On Saturday a group of about 15 Connect-123 volunteers drove to Hermanus for a day of whale watching. Some of us went sea kayaking to get closer to the whales. We left Cape Town early to avoid the high wind forecast for Walker Bay. During my last trip to Hermanus (see July 24th blog) it was windy and overcast and I didn’t see any whales. This time I was hoping Walker Bay would be full of them andSpouting, wasn’t disappointed!
The kayaks were sit-on-top, self-bailing, and easy to paddle. They certainly enabled us to get closer to the Southern Right Whales. We we were in the Bay for about two hours. Other animals that frequent the area include resident Bryde Whales, Cape Fur Seals, African Penguins, many species of sea birds, Cape Otters, and an occasional pod of Dolphins. It was a sunny day and the sea cliffs and Overberg Mountains in the background added extra beauty to the experience.
Our guides did not recommend bringing cameras on the kayaks but they took photos during the outing and made a DVD available. A weekly air survey indicated about 40 whales (including calves) in the Bay. There are very few killer whales spotted in Walker Bay so it’s a popular and safe place for the migrating Right Whales to have their babies. Some whale behavior pointed out to us included:
• Breaching – a whale leaps out of the water, sometimes twirling around (some think a breach is to remove built-up parasites as they slap against the water on the way back down – others that they are having fun)
• Lobtailing – a whale sticks its tail out of the water, swings it around, and slaps it on the water
• Spouting / Blowing – whales blow water out of two blowholes near the top of their head
• Spyhopping – a whale pokes its head out of the water to take a look around
• Sailing – whales raise their flukes (tails) vertically out of the water and use them as sails
Much to our delight we saw many breaching and lobtailing whales!

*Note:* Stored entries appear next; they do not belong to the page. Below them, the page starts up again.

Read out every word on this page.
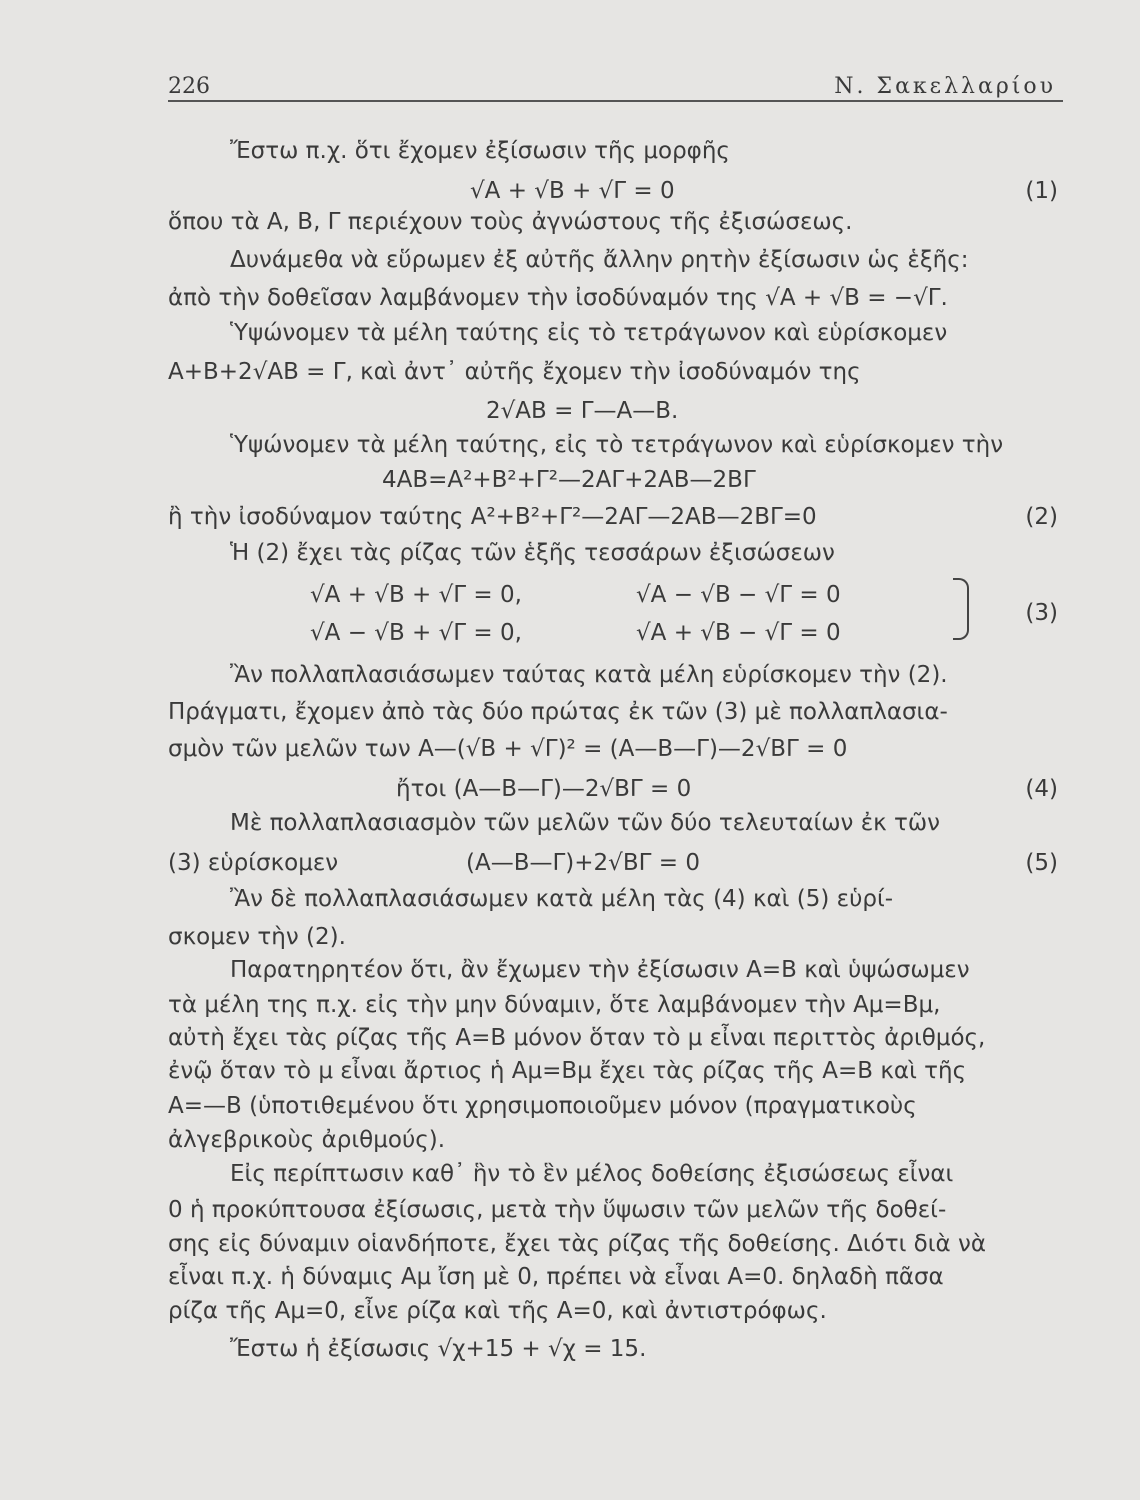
226	Ν. Σακελλαρίου
Ἔστω π.χ. ὅτι ἔχομεν ἐξίσωσιν τῆς μορφῆς
√Α + √Β + √Γ = 0	(1)
ὅπου τὰ Α, Β, Γ περιέχουν τοὺς ἀγνώστους τῆς ἐξισώσεως.
Δυνάμεθα νὰ εὕρωμεν ἐξ αὐτῆς ἄλλην ρητὴν ἐξίσωσιν ὡς ἑξῆς:
ἀπὸ τὴν δοθεῖσαν λαμβάνομεν τὴν ἰσοδύναμόν της √Α + √Β = −√Γ.
Ὑψώνομεν τὰ μέλη ταύτης εἰς τὸ τετράγωνον καὶ εὑρίσκομεν
Α+Β+2√ΑΒ = Γ, καὶ ἀντ᾽ αὐτῆς ἔχομεν τὴν ἰσοδύναμόν της
2√ΑΒ = Γ—Α—Β.
Ὑψώνομεν τὰ μέλη ταύτης, εἰς τὸ τετράγωνον καὶ εὑρίσκομεν τὴν
4ΑΒ=Α²+Β²+Γ²—2ΑΓ+2ΑΒ—2ΒΓ
ἢ τὴν ἰσοδύναμον ταύτης Α²+Β²+Γ²—2ΑΓ—2ΑΒ—2ΒΓ=0	(2)
Ἡ (2) ἔχει τὰς ρίζας τῶν ἑξῆς τεσσάρων ἐξισώσεων
√Α + √Β + √Γ = 0,	√Α − √Β − √Γ = 0
√Α − √Β + √Γ = 0,	√Α + √Β − √Γ = 0
(3)
Ἂν πολλαπλασιάσωμεν ταύτας κατὰ μέλη εὑρίσκομεν τὴν (2).
Πράγματι, ἔχομεν ἀπὸ τὰς δύο πρώτας ἐκ τῶν (3) μὲ πολλαπλασια-
σμὸν τῶν μελῶν των Α—(√Β + √Γ)² = (Α—Β—Γ)—2√ΒΓ = 0
ἤτοι (Α—Β—Γ)—2√ΒΓ = 0	(4)
Μὲ πολλαπλασιασμὸν τῶν μελῶν τῶν δύο τελευταίων ἐκ τῶν
(3) εὑρίσκομεν	(Α—Β—Γ)+2√ΒΓ = 0	(5)
Ἂν δὲ πολλαπλασιάσωμεν κατὰ μέλη τὰς (4) καὶ (5) εὑρί-
σκομεν τὴν (2).
Παρατηρητέον ὅτι, ἂν ἔχωμεν τὴν ἐξίσωσιν Α=Β καὶ ὑψώσωμεν
τὰ μέλη της π.χ. εἰς τὴν μην δύναμιν, ὅτε λαμβάνομεν τὴν Αμ=Βμ,
αὐτὴ ἔχει τὰς ρίζας τῆς Α=Β μόνον ὅταν τὸ μ εἶναι περιττὸς ἀριθμός,
ἐνῷ ὅταν τὸ μ εἶναι ἄρτιος ἡ Αμ=Βμ ἔχει τὰς ρίζας τῆς Α=Β καὶ τῆς
Α=—Β (ὑποτιθεμένου ὅτι χρησιμοποιοῦμεν μόνον (πραγματικοὺς
ἀλγεβρικοὺς ἀριθμούς).
Εἰς περίπτωσιν καθ᾽ ἣν τὸ ἓν μέλος δοθείσης ἐξισώσεως εἶναι
0 ἡ προκύπτουσα ἐξίσωσις, μετὰ τὴν ὕψωσιν τῶν μελῶν τῆς δοθεί-
σης εἰς δύναμιν οἱανδήποτε, ἔχει τὰς ρίζας τῆς δοθείσης. Διότι διὰ νὰ
εἶναι π.χ. ἡ δύναμις Αμ ἴση μὲ 0, πρέπει νὰ εἶναι Α=0. δηλαδὴ πᾶσα
ρίζα τῆς Αμ=0, εἶνε ρίζα καὶ τῆς Α=0, καὶ ἀντιστρόφως.
Ἔστω ἡ ἐξίσωσις √χ+15 + √χ = 15.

When a whale breaches it builds up energy and momentum and often does it several times in a row. We were not allowed to get closer than about 800 feet but enjoyed some spectacular sightings from our kayaks! Our bums and feet were soaking wet and the Bay was choppy and cold with some large sea swells, bit it was worth it to see the whales close up. We also saw a few fur seals, penguins, cormorants, and gannets. The cormorants are amazing and dive as deep as 30 feet into the sea chasing their prey.
After kayaking we changed into dry clothes and went to nearby Bientangs Cave restaurant overlooking Walker Bay where we continued to spot whales while eating lunch. Carved into a century-old cave the restaurant extends over the rocks to the edge of the water.
We drove to Hermanus via Sir Lowry’s Pass and went home via the longer winding coastal route through Gordon’s Bay. The coast was glowing in sunshine and spectacular. A perfect ending to a satisfying day full of unique and beautiful memories!